As part of a DOJ-wide response to victims of terrorist acts within the United States and abroad, OVC provides funding to the Crime Victim Assistance Emergency Fund, administered by the FBI Office for Victim Assistance, to support services for victims and their families, including emergency food, clothing, shelter, and temporary housing; emergency transportation for medical care and travel assistance to reunite family members with injured survivors unable to travel; repatriation of the remains of a deceased victim; transportation expenses of secondary victims; crisis counseling; and child and dependent care.12 Additionally, OVC sets aside money each year through the Federal Crime Victims Assistance Fund to fund direct services that U.S. Attorneys’ Offices request for victims of federal crimes. This fund pays for emergency shelter, emergency child care, crisis counseling, transportation to court, and other critical direct services when local services are unavailable.13

Services for Tribal Communities

Isolation, poverty, high rates of crime, and a continuing lack of resources in many American Indian/Alaska Native (AI/AN) communities—compounded by complex jurisdictional issues and cultural diversity among tribes—make this underserved population a critical focus for OVC. In coordination with a comprehensive DOJ initiative to increase engagement and action on tribal justice issues, OVC focuses its support on developing culturally appropriate programs and projects that reflect an understanding of tribal practices. In addition to funding innovative programs that provide services to AI/AN victims, OVC continues to support ongoing projects to provide critical training and technical assistance to service providers and allied practitioners in tribal communities.

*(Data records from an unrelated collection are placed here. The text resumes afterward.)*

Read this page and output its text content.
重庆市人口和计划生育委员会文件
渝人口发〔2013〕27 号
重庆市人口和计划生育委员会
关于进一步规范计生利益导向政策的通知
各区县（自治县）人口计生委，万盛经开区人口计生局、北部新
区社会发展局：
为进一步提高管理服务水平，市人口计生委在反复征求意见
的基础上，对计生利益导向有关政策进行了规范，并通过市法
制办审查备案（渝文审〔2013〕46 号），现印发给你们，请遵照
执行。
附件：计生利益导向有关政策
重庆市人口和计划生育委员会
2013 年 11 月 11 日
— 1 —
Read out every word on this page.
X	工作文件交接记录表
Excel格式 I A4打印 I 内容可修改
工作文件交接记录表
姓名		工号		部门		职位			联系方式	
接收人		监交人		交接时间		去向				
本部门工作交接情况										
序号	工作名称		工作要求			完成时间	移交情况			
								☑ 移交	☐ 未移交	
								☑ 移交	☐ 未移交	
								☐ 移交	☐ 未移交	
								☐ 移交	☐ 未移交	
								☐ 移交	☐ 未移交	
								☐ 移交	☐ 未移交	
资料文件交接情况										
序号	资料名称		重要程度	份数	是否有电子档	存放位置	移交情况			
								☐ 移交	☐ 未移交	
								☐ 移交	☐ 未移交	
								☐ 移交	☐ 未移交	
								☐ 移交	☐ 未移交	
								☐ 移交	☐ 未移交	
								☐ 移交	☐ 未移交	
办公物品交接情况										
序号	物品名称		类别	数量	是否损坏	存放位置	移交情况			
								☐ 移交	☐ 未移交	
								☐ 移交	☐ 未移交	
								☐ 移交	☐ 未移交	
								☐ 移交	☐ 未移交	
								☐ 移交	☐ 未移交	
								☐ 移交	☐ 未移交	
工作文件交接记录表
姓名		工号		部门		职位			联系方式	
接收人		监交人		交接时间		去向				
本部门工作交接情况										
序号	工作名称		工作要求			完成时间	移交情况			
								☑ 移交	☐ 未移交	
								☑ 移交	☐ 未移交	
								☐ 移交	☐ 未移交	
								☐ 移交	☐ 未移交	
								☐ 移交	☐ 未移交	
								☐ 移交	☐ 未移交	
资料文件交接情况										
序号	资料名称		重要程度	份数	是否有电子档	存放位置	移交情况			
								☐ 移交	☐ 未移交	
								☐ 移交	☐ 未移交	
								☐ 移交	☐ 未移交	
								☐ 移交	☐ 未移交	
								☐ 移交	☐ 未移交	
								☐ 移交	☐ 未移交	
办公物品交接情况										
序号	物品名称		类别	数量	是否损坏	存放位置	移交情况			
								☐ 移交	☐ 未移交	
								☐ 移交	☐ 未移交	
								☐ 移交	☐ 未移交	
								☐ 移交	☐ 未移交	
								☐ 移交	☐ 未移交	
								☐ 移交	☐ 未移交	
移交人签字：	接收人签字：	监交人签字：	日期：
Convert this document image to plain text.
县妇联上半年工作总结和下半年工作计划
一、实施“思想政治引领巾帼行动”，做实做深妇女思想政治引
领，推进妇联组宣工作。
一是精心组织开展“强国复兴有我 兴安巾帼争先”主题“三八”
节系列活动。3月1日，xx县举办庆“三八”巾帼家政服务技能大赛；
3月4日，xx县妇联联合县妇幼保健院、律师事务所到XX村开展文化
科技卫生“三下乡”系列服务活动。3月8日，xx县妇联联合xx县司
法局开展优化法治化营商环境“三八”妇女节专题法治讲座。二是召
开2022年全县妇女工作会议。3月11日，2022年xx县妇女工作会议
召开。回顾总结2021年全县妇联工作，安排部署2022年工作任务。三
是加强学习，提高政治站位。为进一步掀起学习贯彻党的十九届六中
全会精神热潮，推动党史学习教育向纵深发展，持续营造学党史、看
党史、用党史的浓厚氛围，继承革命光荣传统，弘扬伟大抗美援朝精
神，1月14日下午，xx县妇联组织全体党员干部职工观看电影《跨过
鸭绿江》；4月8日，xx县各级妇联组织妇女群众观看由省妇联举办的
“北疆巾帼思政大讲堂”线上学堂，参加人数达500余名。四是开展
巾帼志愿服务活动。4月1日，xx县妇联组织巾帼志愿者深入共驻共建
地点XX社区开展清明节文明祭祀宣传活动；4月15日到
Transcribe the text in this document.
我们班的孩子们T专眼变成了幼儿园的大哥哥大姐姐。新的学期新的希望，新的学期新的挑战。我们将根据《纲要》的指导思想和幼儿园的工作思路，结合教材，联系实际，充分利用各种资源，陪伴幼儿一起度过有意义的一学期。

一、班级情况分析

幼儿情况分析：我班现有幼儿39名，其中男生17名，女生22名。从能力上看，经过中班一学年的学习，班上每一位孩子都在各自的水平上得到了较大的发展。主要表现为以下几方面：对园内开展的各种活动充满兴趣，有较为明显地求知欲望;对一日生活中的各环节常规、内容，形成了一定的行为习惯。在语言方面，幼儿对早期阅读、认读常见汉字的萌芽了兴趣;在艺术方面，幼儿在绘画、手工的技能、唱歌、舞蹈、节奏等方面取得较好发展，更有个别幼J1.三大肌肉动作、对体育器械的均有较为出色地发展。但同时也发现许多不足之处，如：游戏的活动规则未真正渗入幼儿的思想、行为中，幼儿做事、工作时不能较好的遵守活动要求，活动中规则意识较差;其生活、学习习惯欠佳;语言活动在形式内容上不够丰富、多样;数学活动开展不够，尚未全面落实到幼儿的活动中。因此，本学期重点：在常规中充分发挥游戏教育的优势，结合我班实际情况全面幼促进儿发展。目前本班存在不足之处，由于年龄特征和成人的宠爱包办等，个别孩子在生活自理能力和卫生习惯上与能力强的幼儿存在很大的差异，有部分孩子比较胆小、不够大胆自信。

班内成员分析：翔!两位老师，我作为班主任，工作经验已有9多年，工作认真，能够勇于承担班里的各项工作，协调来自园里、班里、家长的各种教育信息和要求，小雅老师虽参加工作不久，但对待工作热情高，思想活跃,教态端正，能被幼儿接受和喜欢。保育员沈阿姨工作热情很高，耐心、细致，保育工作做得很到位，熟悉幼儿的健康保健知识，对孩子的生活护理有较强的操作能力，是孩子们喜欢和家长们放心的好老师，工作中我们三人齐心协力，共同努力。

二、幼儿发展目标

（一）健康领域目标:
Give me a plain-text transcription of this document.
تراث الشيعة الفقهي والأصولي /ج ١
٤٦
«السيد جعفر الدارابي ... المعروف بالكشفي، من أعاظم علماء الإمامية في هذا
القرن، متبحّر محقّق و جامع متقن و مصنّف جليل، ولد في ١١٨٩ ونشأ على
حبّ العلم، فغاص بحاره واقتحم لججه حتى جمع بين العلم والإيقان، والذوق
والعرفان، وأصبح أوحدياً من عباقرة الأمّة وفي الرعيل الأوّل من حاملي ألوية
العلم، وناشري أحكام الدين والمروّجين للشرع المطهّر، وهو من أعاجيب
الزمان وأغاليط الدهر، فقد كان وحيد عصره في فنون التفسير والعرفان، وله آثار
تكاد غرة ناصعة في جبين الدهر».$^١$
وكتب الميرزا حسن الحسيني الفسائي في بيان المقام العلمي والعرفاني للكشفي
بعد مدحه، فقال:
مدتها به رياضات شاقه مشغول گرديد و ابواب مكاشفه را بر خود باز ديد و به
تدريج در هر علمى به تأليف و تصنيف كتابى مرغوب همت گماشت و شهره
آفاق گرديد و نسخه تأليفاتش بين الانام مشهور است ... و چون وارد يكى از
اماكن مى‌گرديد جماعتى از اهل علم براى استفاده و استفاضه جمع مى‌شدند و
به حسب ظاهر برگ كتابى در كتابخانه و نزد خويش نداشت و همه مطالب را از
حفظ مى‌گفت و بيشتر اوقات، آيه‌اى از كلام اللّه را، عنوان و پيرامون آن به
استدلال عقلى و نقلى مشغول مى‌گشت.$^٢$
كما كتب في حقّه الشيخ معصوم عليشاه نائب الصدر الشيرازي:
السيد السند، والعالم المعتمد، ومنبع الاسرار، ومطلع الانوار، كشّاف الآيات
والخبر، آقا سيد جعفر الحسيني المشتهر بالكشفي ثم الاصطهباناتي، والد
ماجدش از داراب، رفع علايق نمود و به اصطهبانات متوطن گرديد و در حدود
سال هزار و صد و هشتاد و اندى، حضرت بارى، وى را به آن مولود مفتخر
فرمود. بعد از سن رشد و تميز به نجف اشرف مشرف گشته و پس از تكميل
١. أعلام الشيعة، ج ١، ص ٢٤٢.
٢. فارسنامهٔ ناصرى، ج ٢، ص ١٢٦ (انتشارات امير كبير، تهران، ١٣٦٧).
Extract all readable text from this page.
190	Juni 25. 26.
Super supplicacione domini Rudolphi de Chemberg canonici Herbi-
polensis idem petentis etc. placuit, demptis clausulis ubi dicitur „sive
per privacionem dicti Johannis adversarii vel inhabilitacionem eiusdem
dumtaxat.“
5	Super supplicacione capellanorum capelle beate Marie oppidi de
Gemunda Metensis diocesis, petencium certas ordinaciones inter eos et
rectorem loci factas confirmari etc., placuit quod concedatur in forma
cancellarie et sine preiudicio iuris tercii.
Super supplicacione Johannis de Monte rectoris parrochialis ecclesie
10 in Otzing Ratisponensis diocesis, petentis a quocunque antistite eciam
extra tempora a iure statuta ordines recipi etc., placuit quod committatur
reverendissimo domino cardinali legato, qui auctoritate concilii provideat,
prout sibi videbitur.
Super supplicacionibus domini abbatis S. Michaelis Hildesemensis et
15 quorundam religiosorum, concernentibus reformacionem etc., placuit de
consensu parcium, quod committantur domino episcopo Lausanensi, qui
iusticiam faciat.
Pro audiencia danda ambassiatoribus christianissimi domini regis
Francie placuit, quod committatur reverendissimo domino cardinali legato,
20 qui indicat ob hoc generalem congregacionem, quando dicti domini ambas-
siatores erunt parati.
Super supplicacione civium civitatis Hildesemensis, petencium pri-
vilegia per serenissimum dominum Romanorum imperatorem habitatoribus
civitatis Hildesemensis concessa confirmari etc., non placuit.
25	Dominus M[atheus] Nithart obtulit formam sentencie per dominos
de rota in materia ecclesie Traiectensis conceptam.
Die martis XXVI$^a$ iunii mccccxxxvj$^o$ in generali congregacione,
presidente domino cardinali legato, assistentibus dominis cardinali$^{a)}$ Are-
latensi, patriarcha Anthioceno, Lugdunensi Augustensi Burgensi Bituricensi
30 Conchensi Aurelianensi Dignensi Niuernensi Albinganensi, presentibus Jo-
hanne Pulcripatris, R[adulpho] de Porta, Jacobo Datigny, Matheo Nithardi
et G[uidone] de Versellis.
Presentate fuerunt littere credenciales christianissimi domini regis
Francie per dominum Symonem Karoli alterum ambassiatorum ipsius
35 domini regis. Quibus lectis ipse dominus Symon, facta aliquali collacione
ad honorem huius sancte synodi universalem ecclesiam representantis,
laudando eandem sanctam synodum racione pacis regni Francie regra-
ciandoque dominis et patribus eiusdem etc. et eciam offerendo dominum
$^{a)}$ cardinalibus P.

Coordinated Tribal Assistance Program

DOJ’s Coordinated Tribal Assistance Solicitation (CTAS) program provides funding for federally recognized tribes, tribal consortia, and tribally designated organizations. OVC supports two programs within CTAS:

  • The Comprehensive Tribal Victim Assistance Program supports tribal programs in responding to victims of crime, their families, and their communities and provides trauma-informed, culturally competent holistic services. Under this program, OVC awarded eight grants in FY 2013 and eight grants in FY 2014.
  • The Children’s Justice Act Partnerships for Indian Communities Program provides comprehensive and coordinated multidisciplinary responses to child abuse victims and their families in ways that are trauma-informed and culturally competent. Funds support tribal efforts to develop, enhance, and operate programs to improve the investigation, prosecution, and overall response to child abuse. Under this program, OVC awarded seven grants in FY 2013 and seven grants in FY 2014.

Bakken Region Demonstration Project

Through an interagency agreement, OVC has provided Vision 21 funding to the U.S. Department of the Interior, Bureau of Indian Affairs (BIA), Office of Justice Services (OJS), to implement a victim assistance project on the Fort Berthold Indian Reservation in North Dakota. Fort Berthold sits at the heart of the Bakken Oil Boom region, where rapid growth in population has resulted in an insurgence of criminal activity that includes drug trafficking, sex trafficking, domestic violence, assault, and property crime. This project will enable BIA/OJS to hire and retain one full-time victim specialist to provide support, referrals, and other direct services to AI/AN victims of crime at Fort Berthold.